We take it as a given that politics itself has fallen into a morass. People are either angered or offended by it. I had a front row seat at the federal level that introduced me to so much that was fundamentally wrong with our modern politics. I was an opposition member of Parliament when elected, but I hoped to add to the greater good by throwing my weight behind those policies I believed our country required.
I needn’t have bothered; the game was rigged before I even got there. Naturally there was a governing party, but I had always subscribed to the view that effective governing was about all parties, and all MPs elected by the people of Canada. I was wrong. To believe that everyone elected should be part of governing might have worked in an earlier time, but modern political life is all about one party punishing the others to the point of total exclusion. It wasn’t supposed to be about the governing party and the opposition parties; it should have been about governing effectively through dignified cooperation among all parties in search of consensus.
Remarkably, given the modern state of political spectacle, it is amazing to consider that politics developed with very few referees. It was assumed that men and women elected to high office would of nature be respectful, dignified, and capable of moderating themselves. Such individuals were to comprehend that being selected by your peers was one of the most fortunate positions in life and the politician was therefore to act according to that high calling. Those days might not be at an end, but their full return appears nowhere on the horizon. Partisanship has so reared its ugly head that the party regularly supplants the people as the prime object of the politician’s actions.

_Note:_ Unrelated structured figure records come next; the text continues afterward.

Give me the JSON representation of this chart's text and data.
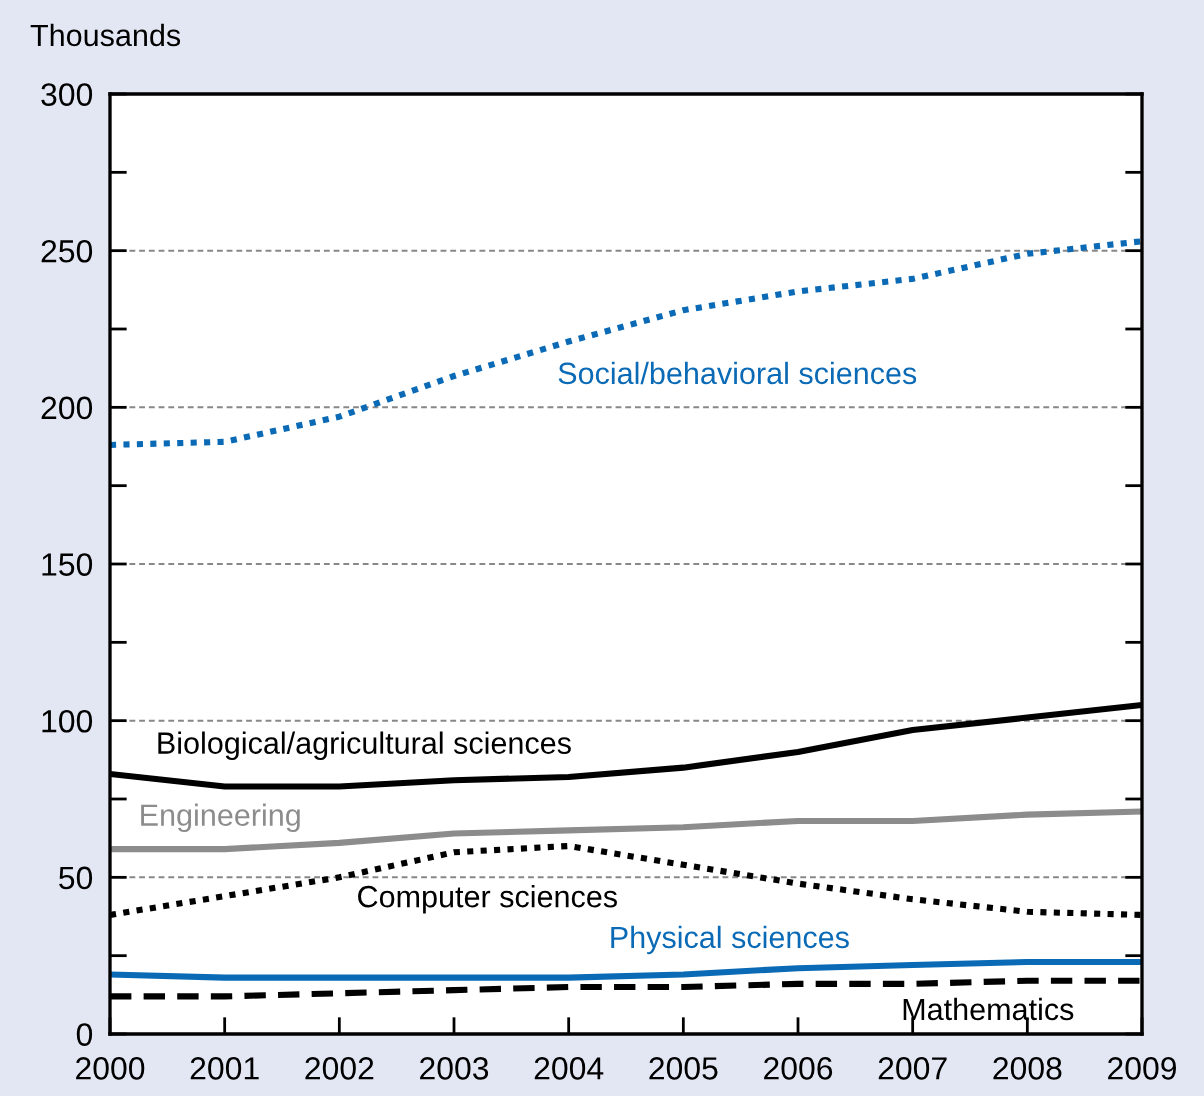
{
  "chart_data": {
    "type": "line",
    "ylabel": "Thousands",
    "x": [
      2000,
      2001,
      2002,
      2003,
      2004,
      2005,
      2006,
      2007,
      2008,
      2009
    ],
    "xlim": [
      2000,
      2009
    ],
    "xticks": [
      2000,
      2001,
      2002,
      2003,
      2004,
      2005,
      2006,
      2007,
      2008,
      2009
    ],
    "ylim": [
      0,
      300
    ],
    "yticks": [
      0,
      {
        "value": 25,
        "label": null
      },
      50,
      {
        "value": 75,
        "label": null
      },
      100,
      {
        "value": 125,
        "label": null
      },
      150,
      {
        "value": 175,
        "label": null
      },
      200,
      {
        "value": 225,
        "label": null
      },
      250,
      {
        "value": 275,
        "label": null
      },
      300
    ],
    "grid": "y",
    "legend": false,
    "series": [
      {
        "name": "Social/behavioral sciences",
        "color": "#0a6ab5",
        "line_style": "dotted",
        "values": [
          188,
          189,
          197,
          210,
          221,
          231,
          237,
          241,
          249,
          253
        ]
      },
      {
        "name": "Biological/agricultural sciences",
        "color": "#000000",
        "line_style": "solid",
        "values": [
          83,
          79,
          79,
          81,
          82,
          85,
          90,
          97,
          101,
          105
        ]
      },
      {
        "name": "Engineering",
        "color": "#8c8c8c",
        "line_style": "solid",
        "values": [
          59,
          59,
          61,
          64,
          65,
          66,
          68,
          68,
          70,
          71
        ]
      },
      {
        "name": "Computer sciences",
        "color": "#000000",
        "line_style": "dotted",
        "values": [
          38,
          44,
          50,
          58,
          60,
          54,
          48,
          43,
          39,
          38
        ]
      },
      {
        "name": "Physical sciences",
        "color": "#0a6ab5",
        "line_style": "solid",
        "values": [
          19,
          18,
          18,
          18,
          18,
          19,
          21,
          22,
          23,
          23
        ]
      },
      {
        "name": "Mathematics",
        "color": "#000000",
        "line_style": "dashed",
        "values": [
          12,
          12,
          13,
          14,
          15,
          15,
          16,
          16,
          17,
          17
        ]
      }
    ]
  }
}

Cities once used to be free from the outright pressures of such a party spirit, but no more. The kind of ideological thinking that envelops so much of the air at more senior levels of government has begun to infiltrate municipal politics in a way that is proving divisive. It wouldn’t be so troubling if it weren’t for the challenges cities are facing at the moment. This shouldn’t be time for posturing when solutions are the need of the hour, and yet more political time in civic politics is being squandered through inflexibility than through the complexities of finding effective answers to troubling problems.
It has become a daily occupation to deride politicians and their parties for the present malaise of democracy. If only it were that simple. The reality is that much of the same stridency of the political arena has infiltrated the electorate itself, and in the process civil discourse is under assault. We have become a grumpier people over time and the chasm between citizens appears wider than at any other time in recent memory. And at times it almost seems unbridgeable. Even among citizens there aren’t really any referees overseeing their conduct. They too are expected to rise above pettiness and display a sense of personal responsibility that sets the context for political and social progress. Cities once progressed because citizens of such a character as this worked together over the decades to build communities of strength, fairness and endurance. What happens when such a demeanour, this sense of personal dignity, falls into decline? The answer by now should be obvious: the city declines along with it.
We were warned about this. W. B. Yeats wrote in his The Second Coming:
“The center cannot hold when the best lack all conviction and the worst are filled with passionate intensity.”
The greatest demise of citizen responsibility is not seen in those “filled with passionate intensity,” but in the majority who “lack all conviction.” Any city will fall into decline when its leaders play at politics and when its citizens lose all interest in such a development and refuse to fight back.
In reality there aren’t any arbitrators for these things – democracy was premised on the idea that we could govern ourselves, legibly, honourably, with respect, tolerance, and a personal sense of dignity. Nobody is going to ride over the hill to save us. We stand alone against a politics that is unfit to bring out the best in us. On either side we are boxed in by partisanship, petty spirits, and ideologies unsuitable to compromise. All we have left are the better angels of our natures. We need to become better people if we’re to have better communities – the call is ours, not someone else’s.